The IVF retrieval was canceled due to poor response. We were not advised to consider the option to retrieve the single egg. My progesterone was on the rise and waiting on the other egg wasn't going to work.
I was sort of lying to myself when I said this was the last IVF before donor. I always knew I had the option to fall back on DHEA. The cancer link scared me, but I knew deep down it must not match the hype or my RE wouldn't offer it. It was like a safety net. One last Last Chance should this cycle not turn out.
Rocco and I were on the phone with the RE when she called it. We had a mini WTF appointment. We talked about what would change for the next round: back to microdose Lupron; the DHEA and a handful of other meds; 2-3 months to let the supplements (Royal Jelly, CoQ10, Melatonin, etc.) kick in.
My RE talked me down off my worries on DHEA. She explained the DHEA was only taken for 5 days and the studies linked to cancer were for over 3-4 years of continuous use. We were building a plan. I was smiling and pulling my calendar, already doing to date math for a due date. God help me.
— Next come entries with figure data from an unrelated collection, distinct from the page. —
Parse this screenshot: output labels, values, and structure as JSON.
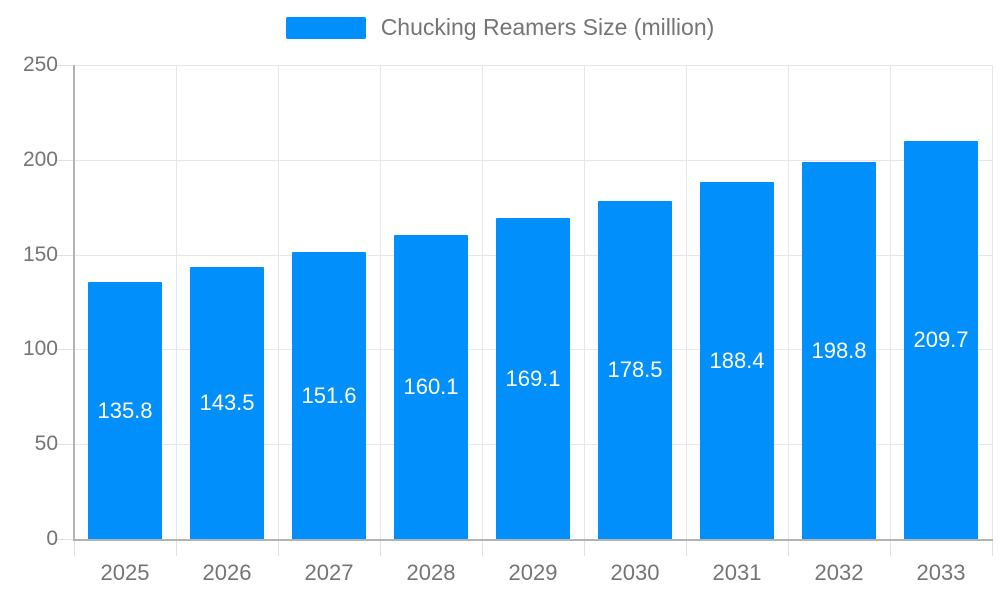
{
  "chart_data": {
    "type": "bar",
    "title": "Chucking Reamers Size (million)",
    "legend": {
      "position": "top"
    },
    "categories": [
      "2025",
      "2026",
      "2027",
      "2028",
      "2029",
      "2030",
      "2031",
      "2032",
      "2033"
    ],
    "series": [
      {
        "name": "Chucking Reamers Size (million)",
        "values": [
          135.8,
          143.5,
          151.6,
          160.1,
          169.1,
          178.5,
          188.4,
          198.8,
          209.7
        ]
      }
    ],
    "xlabel": "",
    "ylabel": "",
    "ylim": [
      0,
      250
    ],
    "yticks": [
      0,
      50,
      100,
      150,
      200,
      250
    ],
    "grid": true
  },
  "style": {
    "bar_color": "#008FFB",
    "axis_line_color": "#b3b3b3",
    "gridline_color": "#e7e7e7",
    "tick_color": "#e0e0e0",
    "axis_label_color": "#757575",
    "value_label_color": "#ffffff",
    "background_color": "#ffffff"
  }
}
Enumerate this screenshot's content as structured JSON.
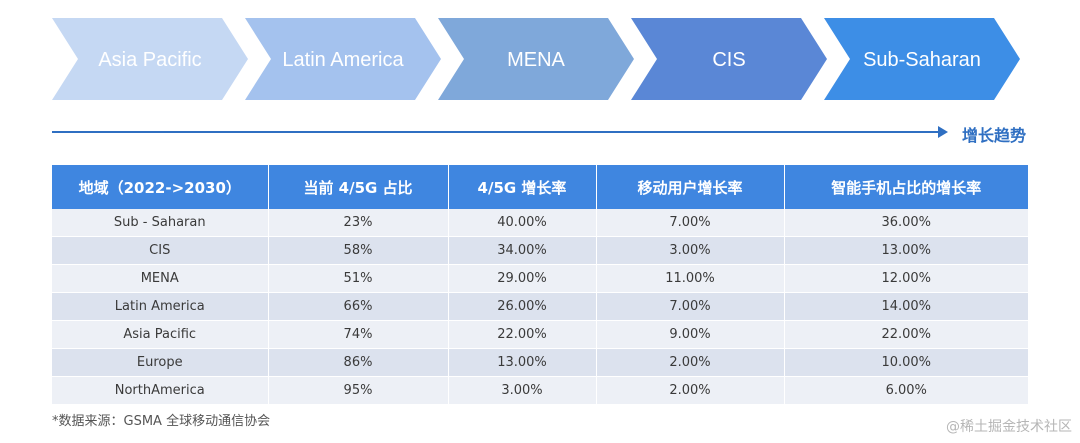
{
  "flow": {
    "stages": [
      {
        "label": "Asia Pacific",
        "color": "#c5d8f3"
      },
      {
        "label": "Latin America",
        "color": "#a4c2ee"
      },
      {
        "label": "MENA",
        "color": "#7fa8da"
      },
      {
        "label": "CIS",
        "color": "#5a87d6"
      },
      {
        "label": "Sub-Saharan",
        "color": "#3d8ee6"
      }
    ],
    "trend_label": "增长趋势",
    "accent_color": "#2f6fc2"
  },
  "table": {
    "header_color": "#3f86e0",
    "headers": [
      "地域（2022->2030）",
      "当前 4/5G 占比",
      "4/5G 增长率",
      "移动用户增长率",
      "智能手机占比的增长率"
    ],
    "rows": [
      [
        "Sub - Saharan",
        "23%",
        "40.00%",
        "7.00%",
        "36.00%"
      ],
      [
        "CIS",
        "58%",
        "34.00%",
        "3.00%",
        "13.00%"
      ],
      [
        "MENA",
        "51%",
        "29.00%",
        "11.00%",
        "12.00%"
      ],
      [
        "Latin America",
        "66%",
        "26.00%",
        "7.00%",
        "14.00%"
      ],
      [
        "Asia Pacific",
        "74%",
        "22.00%",
        "9.00%",
        "22.00%"
      ],
      [
        "Europe",
        "86%",
        "13.00%",
        "2.00%",
        "10.00%"
      ],
      [
        "NorthAmerica",
        "95%",
        "3.00%",
        "2.00%",
        "6.00%"
      ]
    ]
  },
  "footer": {
    "source_note": "*数据来源：GSMA 全球移动通信协会",
    "watermark": "@稀土掘金技术社区"
  }
}
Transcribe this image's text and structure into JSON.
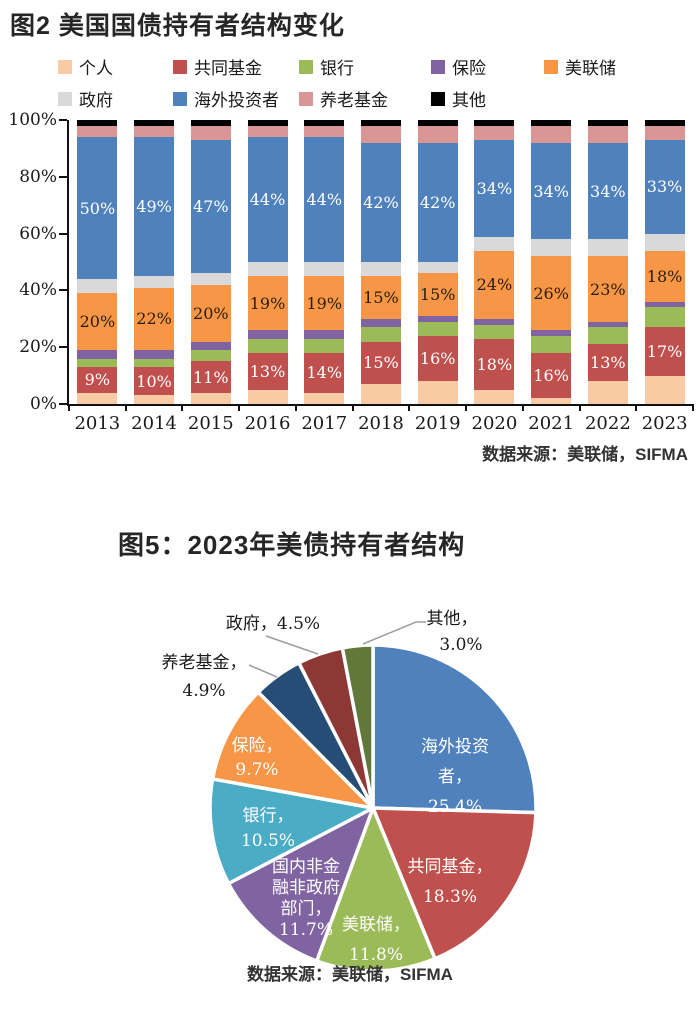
{
  "fig2": {
    "title": "图2 美国国债持有者结构变化",
    "source": "数据来源：美联储，SIFMA"
  },
  "fig5": {
    "title": "图5：2023年美债持有者结构",
    "source": "数据来源：美联储，SIFMA"
  },
  "chart_data": [
    {
      "id": "fig2-stacked-bar",
      "type": "bar",
      "stacked": true,
      "title": "图2 美国国债持有者结构变化",
      "source": "数据来源：美联储，SIFMA",
      "categories": [
        "2013",
        "2014",
        "2015",
        "2016",
        "2017",
        "2018",
        "2019",
        "2020",
        "2021",
        "2022",
        "2023"
      ],
      "y_ticks": [
        "0%",
        "20%",
        "40%",
        "60%",
        "80%",
        "100%"
      ],
      "ylim": [
        0,
        100
      ],
      "grid": false,
      "legend_position": "top",
      "legend_rows": [
        [
          "个人",
          "共同基金",
          "银行",
          "保险",
          "美联储"
        ],
        [
          "政府",
          "海外投资者",
          "养老基金",
          "其他"
        ]
      ],
      "series": [
        {
          "name": "个人",
          "color": "#F8CBA4",
          "values": [
            4,
            3,
            4,
            5,
            4,
            7,
            8,
            5,
            2,
            8,
            10
          ],
          "data_labels": false
        },
        {
          "name": "共同基金",
          "color": "#C0504D",
          "values": [
            9,
            10,
            11,
            13,
            14,
            15,
            16,
            18,
            16,
            13,
            17
          ],
          "data_labels": true,
          "label_color": "#ffffff"
        },
        {
          "name": "银行",
          "color": "#9BBB59",
          "values": [
            3,
            3,
            4,
            5,
            5,
            5,
            5,
            5,
            6,
            6,
            7
          ],
          "data_labels": false
        },
        {
          "name": "保险",
          "color": "#8064A2",
          "values": [
            3,
            3,
            3,
            3,
            3,
            3,
            2,
            2,
            2,
            2,
            2
          ],
          "data_labels": false
        },
        {
          "name": "美联储",
          "color": "#F79646",
          "values": [
            20,
            22,
            20,
            19,
            19,
            15,
            15,
            24,
            26,
            23,
            18
          ],
          "data_labels": true,
          "label_color": "#2a1d0a"
        },
        {
          "name": "政府",
          "color": "#D9D9D9",
          "values": [
            5,
            4,
            4,
            5,
            5,
            5,
            4,
            5,
            6,
            6,
            6
          ],
          "data_labels": false
        },
        {
          "name": "海外投资者",
          "color": "#4F81BD",
          "values": [
            50,
            49,
            47,
            44,
            44,
            42,
            42,
            34,
            34,
            34,
            33
          ],
          "data_labels": true,
          "label_color": "#ffffff"
        },
        {
          "name": "养老基金",
          "color": "#D99694",
          "values": [
            4,
            4,
            5,
            4,
            4,
            6,
            6,
            5,
            6,
            6,
            5
          ],
          "data_labels": false
        },
        {
          "name": "其他",
          "color": "#000000",
          "values": [
            2,
            2,
            2,
            2,
            2,
            2,
            2,
            2,
            2,
            2,
            2
          ],
          "data_labels": false
        }
      ]
    },
    {
      "id": "fig5-pie",
      "type": "pie",
      "title": "图5：2023年美债持有者结构",
      "source": "数据来源：美联储，SIFMA",
      "start_angle_deg": 0,
      "direction": "clockwise",
      "slices": [
        {
          "name": "海外投资者",
          "value": 25.4,
          "color": "#4F81BD",
          "label_lines": [
            "海外投资",
            "者，",
            "25.4%"
          ],
          "label_pos": "inside"
        },
        {
          "name": "共同基金",
          "value": 18.3,
          "color": "#C0504D",
          "label_lines": [
            "共同基金，",
            "18.3%"
          ],
          "label_pos": "inside"
        },
        {
          "name": "美联储",
          "value": 11.8,
          "color": "#9BBB59",
          "label_lines": [
            "美联储，",
            "11.8%"
          ],
          "label_pos": "inside"
        },
        {
          "name": "国内非金融非政府部门",
          "value": 11.7,
          "color": "#8064A2",
          "label_lines": [
            "国内非金",
            "融非政府",
            "部门，",
            "11.7%"
          ],
          "label_pos": "inside"
        },
        {
          "name": "银行",
          "value": 10.5,
          "color": "#4BACC6",
          "label_lines": [
            "银行，",
            "10.5%"
          ],
          "label_pos": "inside"
        },
        {
          "name": "保险",
          "value": 9.7,
          "color": "#F79646",
          "label_lines": [
            "保险，",
            "9.7%"
          ],
          "label_pos": "inside"
        },
        {
          "name": "养老基金",
          "value": 4.9,
          "color": "#264D76",
          "label_lines": [
            "养老基金，",
            "4.9%"
          ],
          "label_pos": "outside"
        },
        {
          "name": "政府",
          "value": 4.5,
          "color": "#8E3836",
          "label_lines": [
            "政府，4.5%"
          ],
          "label_pos": "outside"
        },
        {
          "name": "其他",
          "value": 3.0,
          "color": "#60793B",
          "label_lines": [
            "其他，",
            "3.0%"
          ],
          "label_pos": "outside"
        }
      ]
    }
  ]
}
The tide started to change on me. I wasn't getting the whole story. I sensed trouble. I asked if she thought I had diminished ovarian reserve. I didn't think so, I had some bad ass FSH. "Oh, it is definitely DOR." She said something about getting closer to donor eggs.
Gulp. What. The rest is a blur.
My RE was referring me to CCRM, the Mayo of the Fertically Challenged. The Large Fertility Operation had nothing else to offer me. A fresh set of eyes and a second opinion was the best recommendation she could give me.
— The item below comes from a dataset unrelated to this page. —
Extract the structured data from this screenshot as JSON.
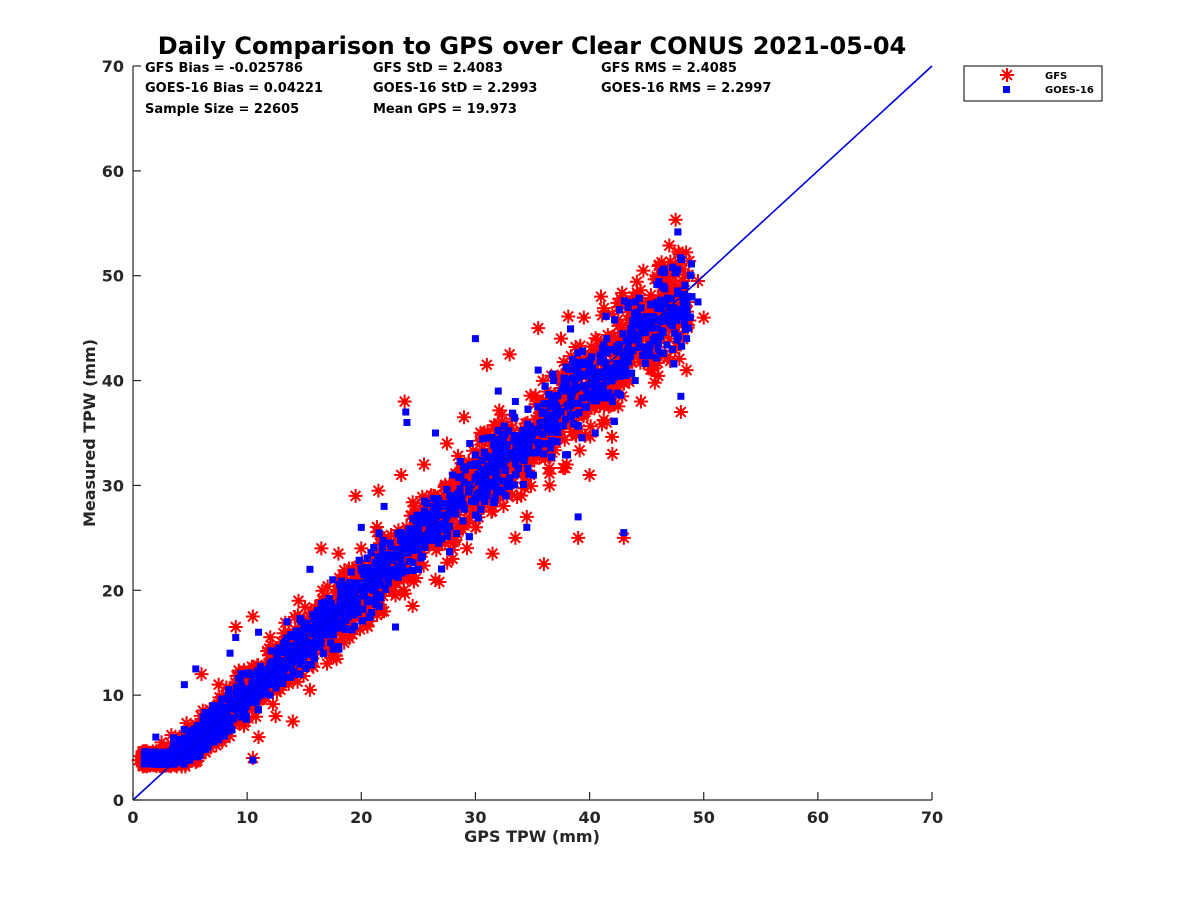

I don't understand. We just sketched out the next cycle, didn't we? Didn't we? I pressed my RE for her thoughts. I have come to trust her and like her very much. I make the conversation sound horrible (it was), but she was very kind in delivering the message.
"I would only be guessing. But if I had to give you a percentage of success, there is about a 10% chance you would make it to retrieval."
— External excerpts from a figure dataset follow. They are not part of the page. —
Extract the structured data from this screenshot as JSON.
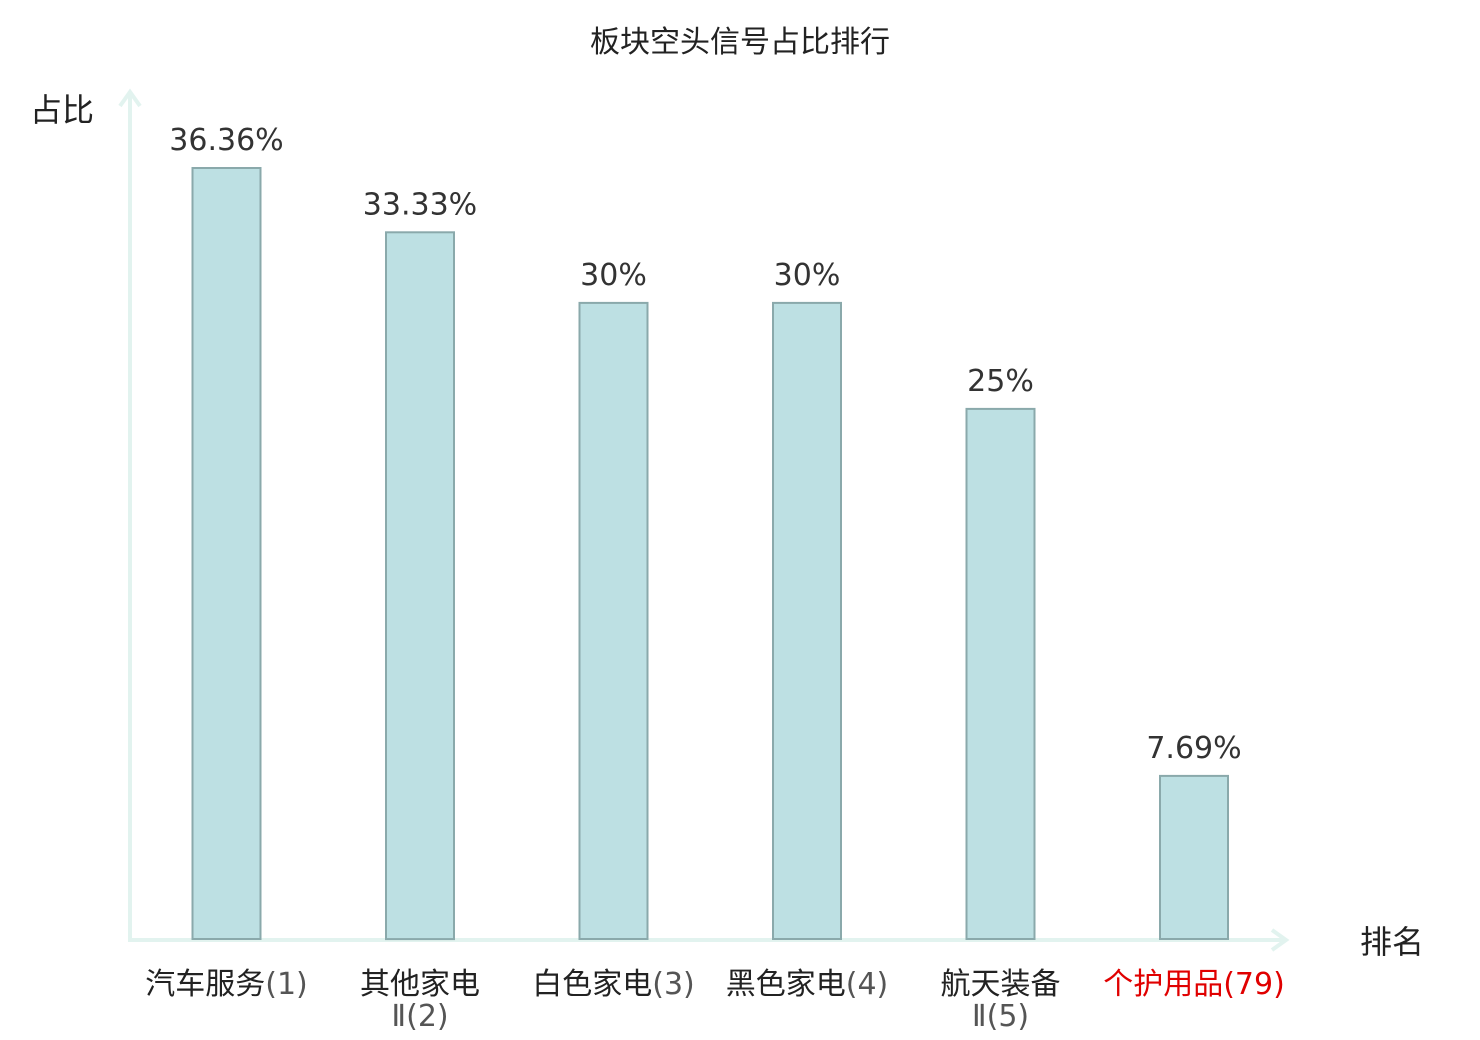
{
  "chart_data": {
    "type": "bar",
    "title": "板块空头信号占比排行",
    "ylabel": "占比",
    "xlabel": "排名",
    "ylim": [
      0,
      40
    ],
    "grid": false,
    "categories": [
      {
        "name": "汽车服务",
        "rank": "(1)"
      },
      {
        "name": "其他家电",
        "name_line2": "Ⅱ",
        "rank": "(2)"
      },
      {
        "name": "白色家电",
        "rank": "(3)"
      },
      {
        "name": "黑色家电",
        "rank": "(4)"
      },
      {
        "name": "航天装备",
        "name_line2": "Ⅱ",
        "rank": "(5)"
      },
      {
        "name": "个护用品",
        "rank": "(79)",
        "highlight": true
      }
    ],
    "values": [
      36.36,
      33.33,
      30,
      30,
      25,
      7.69
    ],
    "value_labels": [
      "36.36%",
      "33.33%",
      "30%",
      "30%",
      "25%",
      "7.69%"
    ],
    "colors": {
      "bar_fill": "#bde0e3",
      "bar_stroke": "#8aa9ab",
      "axis": "#e2f3ef",
      "highlight_label": "#e00000"
    }
  }
}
All that time, energy and money. For a 10% chance to make it to retrieval.
A 10% chance to make it to see if we succeed with a 17% chance to get pregnant.
What about all the other hurdles? POAS? Beta 1, beta 2, beta 3? The heartbeat? The level II ultrasound? Viability at 3x weeks? Avoiding still birth? What about all of those?
My RE took my Secret Weapon of Hope and smashed it into a million pieces.
My sorrow doesn't revolve around the use of a donor egg. I think I am there. I just need to reset. Learn how to change away from a feeling of hopelessness.
I am scared. I know IVF. I even learned IUI because my body was dragging through the cycles, spitting out all she could. I know the rules, the players and the measurements to track success.
I don't know donor. How do I know what to do? Who to pick? Where to pick? Who to trust? I don't even know the right questions to ask.